Heedless of him, she continued to rock herself to and fro, crooning in her distress:

'Oh! I wish I were dead!… I wish I could die!'

–'Wish ye could die?' he repeated. 'Why, whatever can't be that's troublin' ye like this? There, there, lassie, give ower: it 'ull all coom right, whatever it be—'

'No, no,' she wailed. 'I wish I could die!… I wish I could die!'

Lights were twinkling in the village below; and across the valley darkness was draping the hills. The girl lifted her face from her hands, and looked up at him with a scared, bewildered expression.

'I must go home: I must be getting home,' she muttered.

'Nay, but there's sommut mighty amiss wi' ye.'

'No, it's nothing… I don't know—I'm not well… I mean it's nothing… it'll pass over… you mustn't think anything of it.'

'Nay, but I canna stand by an see ye in sich trouble.'

'It's nothing, Mr. Garstin, indeed it's nothing,' she repeated.

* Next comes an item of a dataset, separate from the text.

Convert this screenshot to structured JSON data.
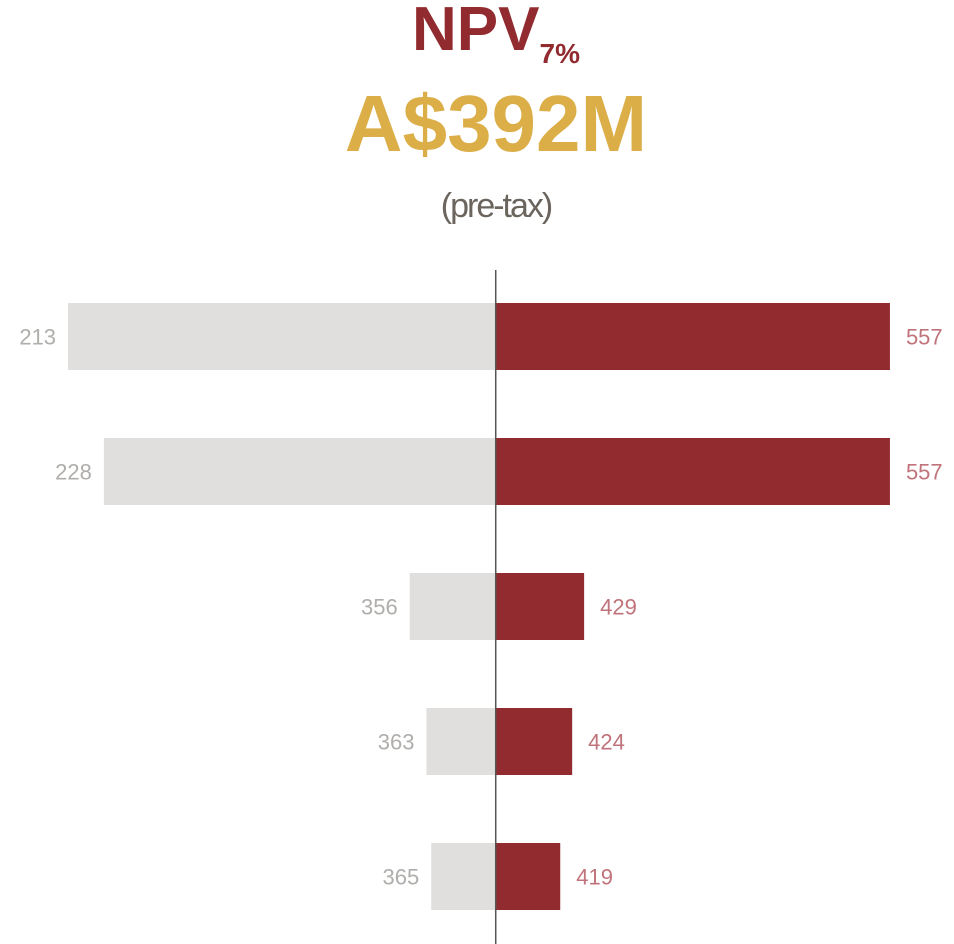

'Ay, but I canna credit that,' he objected stubbornly.

She sent him a shifting, hunted glance.

'Let me get home… you must let me get home.'

She made a tremulous, pitiful attempt at firmness. Eyeing her keenly, he barred her path: she flushed scarlet, and looked hastily away across the valley.

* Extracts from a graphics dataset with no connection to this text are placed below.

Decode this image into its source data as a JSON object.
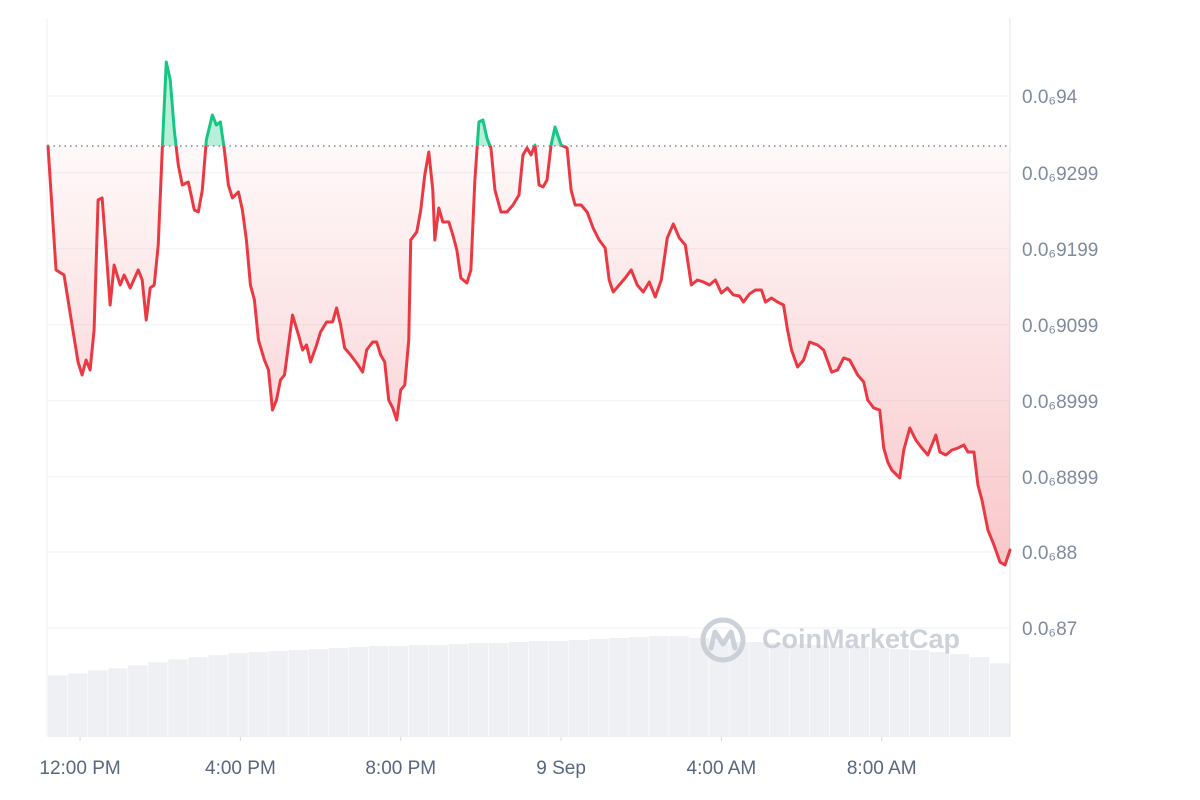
{
  "chart_data": {
    "type": "line",
    "watermark": "CoinMarketCap",
    "grid": true,
    "xlim": [
      11.2,
      35.2
    ],
    "xticks": [
      {
        "value": 12,
        "label": "12:00 PM"
      },
      {
        "value": 16,
        "label": "4:00 PM"
      },
      {
        "value": 20,
        "label": "8:00 PM"
      },
      {
        "value": 24,
        "label": "9 Sep"
      },
      {
        "value": 28,
        "label": "4:00 AM"
      },
      {
        "value": 32,
        "label": "8:00 AM"
      }
    ],
    "ylim": [
      8.5566e-07,
      9.5026e-07
    ],
    "yticks": [
      {
        "value": 9.4e-07,
        "label": "0.0₆94"
      },
      {
        "value": 9.299e-07,
        "label": "0.0₆9299"
      },
      {
        "value": 9.199e-07,
        "label": "0.0₆9199"
      },
      {
        "value": 9.099e-07,
        "label": "0.0₆9099"
      },
      {
        "value": 8.999e-07,
        "label": "0.0₆8999"
      },
      {
        "value": 8.899e-07,
        "label": "0.0₆8899"
      },
      {
        "value": 8.8e-07,
        "label": "0.0₆88"
      },
      {
        "value": 8.7e-07,
        "label": "0.0₆87"
      }
    ],
    "y2lim": [
      0,
      100
    ],
    "series": [
      {
        "color": "#ea3943",
        "color_above": "#16c784",
        "x": [
          11.2,
          11.4,
          11.6,
          11.8,
          11.95,
          12.05,
          12.15,
          12.25,
          12.35,
          12.45,
          12.55,
          12.65,
          12.75,
          12.85,
          13,
          13.1,
          13.25,
          13.45,
          13.55,
          13.65,
          13.75,
          13.85,
          13.95,
          14.05,
          14.15,
          14.25,
          14.35,
          14.45,
          14.55,
          14.7,
          14.85,
          14.95,
          15.05,
          15.15,
          15.3,
          15.4,
          15.5,
          15.6,
          15.7,
          15.8,
          15.95,
          16.05,
          16.15,
          16.25,
          16.35,
          16.45,
          16.6,
          16.7,
          16.8,
          16.9,
          17,
          17.1,
          17.2,
          17.3,
          17.45,
          17.55,
          17.65,
          17.75,
          17.9,
          18,
          18.15,
          18.3,
          18.4,
          18.5,
          18.6,
          18.75,
          18.9,
          19.05,
          19.15,
          19.3,
          19.4,
          19.5,
          19.6,
          19.7,
          19.8,
          19.9,
          20,
          20.1,
          20.2,
          20.25,
          20.4,
          20.5,
          20.6,
          20.7,
          20.8,
          20.85,
          20.95,
          21.05,
          21.2,
          21.3,
          21.4,
          21.5,
          21.65,
          21.75,
          21.85,
          21.95,
          22.05,
          22.15,
          22.25,
          22.35,
          22.5,
          22.65,
          22.8,
          22.95,
          23.05,
          23.15,
          23.25,
          23.35,
          23.45,
          23.55,
          23.65,
          23.75,
          23.85,
          24,
          24.15,
          24.25,
          24.35,
          24.5,
          24.65,
          24.8,
          24.95,
          25.1,
          25.2,
          25.3,
          25.45,
          25.6,
          25.75,
          25.9,
          26.05,
          26.2,
          26.35,
          26.5,
          26.65,
          26.8,
          26.95,
          27.1,
          27.25,
          27.4,
          27.55,
          27.7,
          27.85,
          28,
          28.15,
          28.3,
          28.45,
          28.55,
          28.7,
          28.85,
          29,
          29.1,
          29.25,
          29.4,
          29.55,
          29.65,
          29.75,
          29.9,
          30.05,
          30.2,
          30.4,
          30.55,
          30.75,
          30.9,
          31.05,
          31.2,
          31.4,
          31.55,
          31.65,
          31.8,
          31.95,
          32.05,
          32.15,
          32.25,
          32.45,
          32.55,
          32.7,
          32.85,
          33,
          33.15,
          33.35,
          33.45,
          33.6,
          33.75,
          33.9,
          34.05,
          34.15,
          34.3,
          34.4,
          34.5,
          34.65,
          34.8,
          34.95,
          35.075,
          35.2
        ],
        "values": [
          9.3342e-07,
          9.1711e-07,
          9.1645e-07,
          9.0987e-07,
          9.05e-07,
          9.0329e-07,
          9.0526e-07,
          9.0395e-07,
          9.0921e-07,
          9.2632e-07,
          9.2658e-07,
          9.1974e-07,
          9.125e-07,
          9.1776e-07,
          9.1513e-07,
          9.1645e-07,
          9.1474e-07,
          9.1711e-07,
          9.1579e-07,
          9.1053e-07,
          9.1474e-07,
          9.1513e-07,
          9.2039e-07,
          9.3289e-07,
          9.4447e-07,
          9.4211e-07,
          9.3553e-07,
          9.3092e-07,
          9.2829e-07,
          9.2868e-07,
          9.25e-07,
          9.2474e-07,
          9.2763e-07,
          9.3421e-07,
          9.375e-07,
          9.3618e-07,
          9.3658e-07,
          9.3289e-07,
          9.2829e-07,
          9.2658e-07,
          9.2737e-07,
          9.25e-07,
          9.2105e-07,
          9.1513e-07,
          9.1316e-07,
          9.0789e-07,
          9.0526e-07,
          9.0395e-07,
          8.9868e-07,
          9e-07,
          9.0263e-07,
          9.0329e-07,
          9.0724e-07,
          9.1118e-07,
          9.0855e-07,
          9.0658e-07,
          9.0724e-07,
          9.05e-07,
          9.0724e-07,
          9.0895e-07,
          9.1026e-07,
          9.1026e-07,
          9.1211e-07,
          9.0987e-07,
          9.0684e-07,
          9.0592e-07,
          9.0487e-07,
          9.0368e-07,
          9.0658e-07,
          9.0763e-07,
          9.0763e-07,
          9.0592e-07,
          9.05e-07,
          9e-07,
          8.9895e-07,
          8.9737e-07,
          9.0132e-07,
          9.0197e-07,
          9.0789e-07,
          9.2105e-07,
          9.2211e-07,
          9.25e-07,
          9.2961e-07,
          9.3263e-07,
          9.2763e-07,
          9.2105e-07,
          9.2526e-07,
          9.2342e-07,
          9.2342e-07,
          9.2171e-07,
          9.1974e-07,
          9.1605e-07,
          9.1539e-07,
          9.1711e-07,
          9.2895e-07,
          9.3658e-07,
          9.3684e-07,
          9.3447e-07,
          9.3316e-07,
          9.2763e-07,
          9.2474e-07,
          9.2474e-07,
          9.2566e-07,
          9.2697e-07,
          9.3224e-07,
          9.3316e-07,
          9.3224e-07,
          9.3355e-07,
          9.2829e-07,
          9.2803e-07,
          9.2895e-07,
          9.3355e-07,
          9.3592e-07,
          9.3355e-07,
          9.3316e-07,
          9.2763e-07,
          9.2566e-07,
          9.2566e-07,
          9.2474e-07,
          9.2263e-07,
          9.2105e-07,
          9.2e-07,
          9.1579e-07,
          9.1421e-07,
          9.1513e-07,
          9.1605e-07,
          9.1711e-07,
          9.1513e-07,
          9.1421e-07,
          9.1553e-07,
          9.1355e-07,
          9.1579e-07,
          9.2132e-07,
          9.2316e-07,
          9.2132e-07,
          9.2039e-07,
          9.1513e-07,
          9.1579e-07,
          9.1553e-07,
          9.1513e-07,
          9.1579e-07,
          9.1408e-07,
          9.1474e-07,
          9.1382e-07,
          9.1368e-07,
          9.1289e-07,
          9.1395e-07,
          9.1447e-07,
          9.1447e-07,
          9.1289e-07,
          9.1342e-07,
          9.1289e-07,
          9.125e-07,
          9.0921e-07,
          9.0658e-07,
          9.0434e-07,
          9.0526e-07,
          9.0763e-07,
          9.0724e-07,
          9.0658e-07,
          9.0368e-07,
          9.0395e-07,
          9.0553e-07,
          9.0526e-07,
          9.0329e-07,
          9.0237e-07,
          9e-07,
          8.9895e-07,
          8.9868e-07,
          8.9368e-07,
          8.9184e-07,
          8.9079e-07,
          8.8974e-07,
          8.9342e-07,
          8.9632e-07,
          8.9474e-07,
          8.9368e-07,
          8.9276e-07,
          8.9539e-07,
          8.9316e-07,
          8.9276e-07,
          8.9342e-07,
          8.9368e-07,
          8.9408e-07,
          8.9316e-07,
          8.9316e-07,
          8.8882e-07,
          8.8684e-07,
          8.8289e-07,
          8.8092e-07,
          8.7868e-07,
          8.7829e-07,
          8.8026e-07
        ]
      },
      {
        "axis": "y2",
        "color": "#eef0f3",
        "values": [
          61,
          63,
          66,
          68,
          71,
          74,
          77,
          79,
          81,
          83,
          84,
          85,
          86,
          87,
          88,
          89,
          90,
          90,
          91,
          91,
          92,
          93,
          93,
          94,
          95,
          95,
          96,
          97,
          98,
          99,
          100,
          100,
          98,
          95,
          94,
          94,
          93,
          92,
          91,
          90,
          89,
          88,
          87,
          86,
          84,
          82,
          79,
          73
        ]
      }
    ]
  }
}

'If ye'll tell me yer distress, mabbe I can help ye.'

'No, no, it's nothing… it's nothing.'

'If ye'll tell me yer distress, mabbe I can help ye,' he repeated, with a solemn, deliberate sternness. She shivered, and looked away again, vaguely, across the valley.

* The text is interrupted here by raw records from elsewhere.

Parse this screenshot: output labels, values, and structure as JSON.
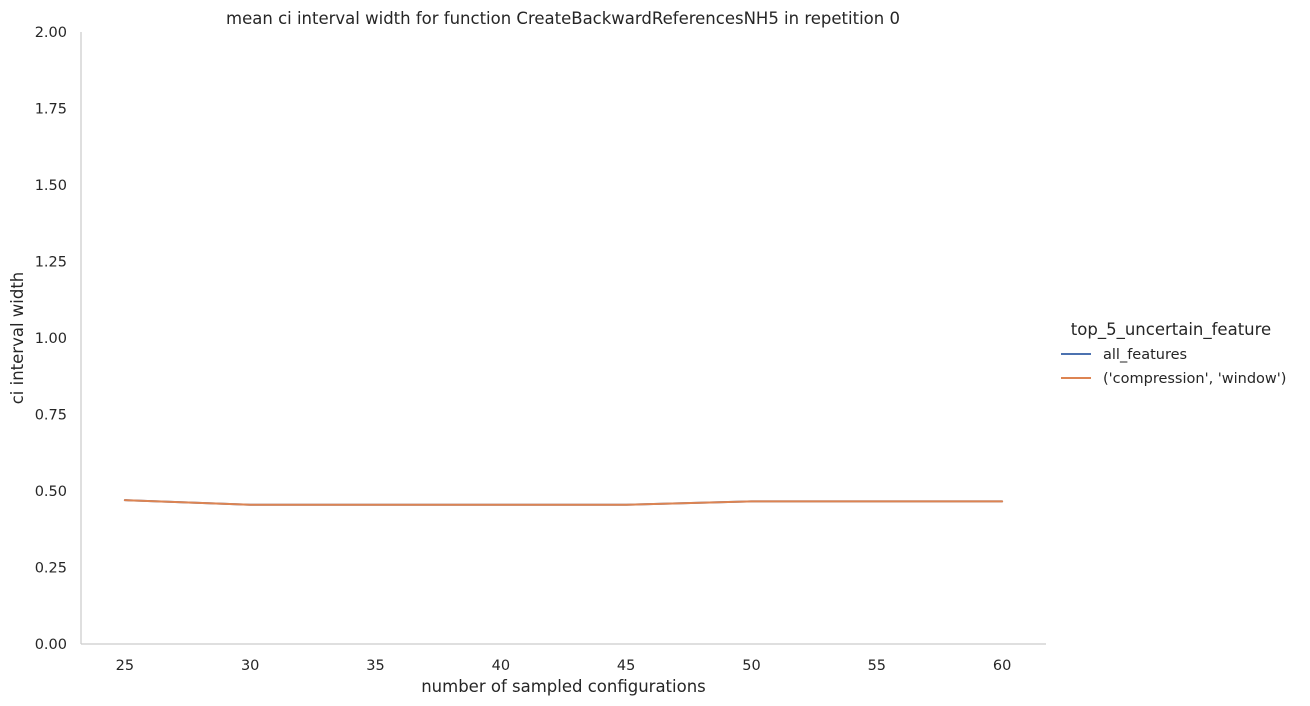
{
  "chart_data": {
    "type": "line",
    "title": "mean ci interval width for function CreateBackwardReferencesNH5 in repetition 0",
    "xlabel": "number of sampled configurations",
    "ylabel": "ci interval width",
    "x": [
      25,
      30,
      35,
      40,
      45,
      50,
      55,
      60
    ],
    "xticks": [
      25,
      30,
      35,
      40,
      45,
      50,
      55,
      60
    ],
    "xlim": [
      23.25,
      61.75
    ],
    "yticks": [
      0.0,
      0.25,
      0.5,
      0.75,
      1.0,
      1.25,
      1.5,
      1.75,
      2.0
    ],
    "ytick_labels": [
      "0.00",
      "0.25",
      "0.50",
      "0.75",
      "1.00",
      "1.25",
      "1.50",
      "1.75",
      "2.00"
    ],
    "ylim": [
      0,
      2
    ],
    "grid": false,
    "legend_title": "top_5_uncertain_feature",
    "legend_position": "right",
    "series": [
      {
        "name": "all_features",
        "color": "#4c72b0",
        "values": [
          0.47,
          0.455,
          0.455,
          0.455,
          0.455,
          0.466,
          0.466,
          0.466
        ]
      },
      {
        "name": "('compression', 'window')",
        "color": "#dd8452",
        "values": [
          0.47,
          0.455,
          0.455,
          0.455,
          0.455,
          0.466,
          0.466,
          0.466
        ]
      }
    ]
  }
}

'You can do nothing: there's nought to be done,' she murmured drearily.

'There's a man in this business,' he declared.

'Let me go! Let me go!' she pleaded desperately.

'Who is't that's bin puttin' ye into this distress?' His voice sounded loud and harsh.

'No one, no one. I canna tell ye, Mr. Garstin…. It's no one,' she protested weakly. The white, twisted look on his face frightened her.

'My God!' he burst out, gripping her wrist, 'an' a proper soft fool ye've made o' me. Who is't, I tell ye? Who's t' man?'

'Ye're hurtin' me. Let me go. I canna tell ye.'

'And ye're fond o' him?'

'No, no. He's a wicked, sinful man. I pray God I may never set eyes on him again. I told him so.'

'But ef he's got ye into trouble, he'll hev t' marry ye,' he persisted with a brutal bitterness.

'I will not. I hate him!' she cried fiercely.

'But is he willin' t' marry ye?'

'I don't know … I don't care … he said so before he went away … But I'd kill myself sooner than live with him.'

He let her hands fall and stepped back from her. She could only see his figure, like a sombre cloud, standing before her. The whole fell-side seemed still and dark and lonely. Presently she heard his voice again:

'I reckon what there's one road oot o' yer distress.'

She shook her head drearily.

'There's none. I'm a lost woman.'

'An' ef ye took me instead?' he said eagerly.

'I—I don't understand—'

'Ef ye married me instead of Luke Stock?'

'But that's impossible—the—the—'

'Ay, t' child. I know. But I'll tak t' child as mine.'

She remained silent. After a moment he heard her voice answer in a queer, distant tone:

'You mean that—that ye're ready to marry me, and adopt the child?'

'I do,' he answered doggedly.

'But people—your mother—?'

'Folks 'ull jest know nought about it. It's none o' their business. T' child 'ull pass as mine. Ye'll accept that?'

'Yes,' she answered, in a low, rapid voice.

'Ye'll consent t' hev me, ef I git ye oot o' yer trouble?'

'Yes,' she repeated, in the same tone.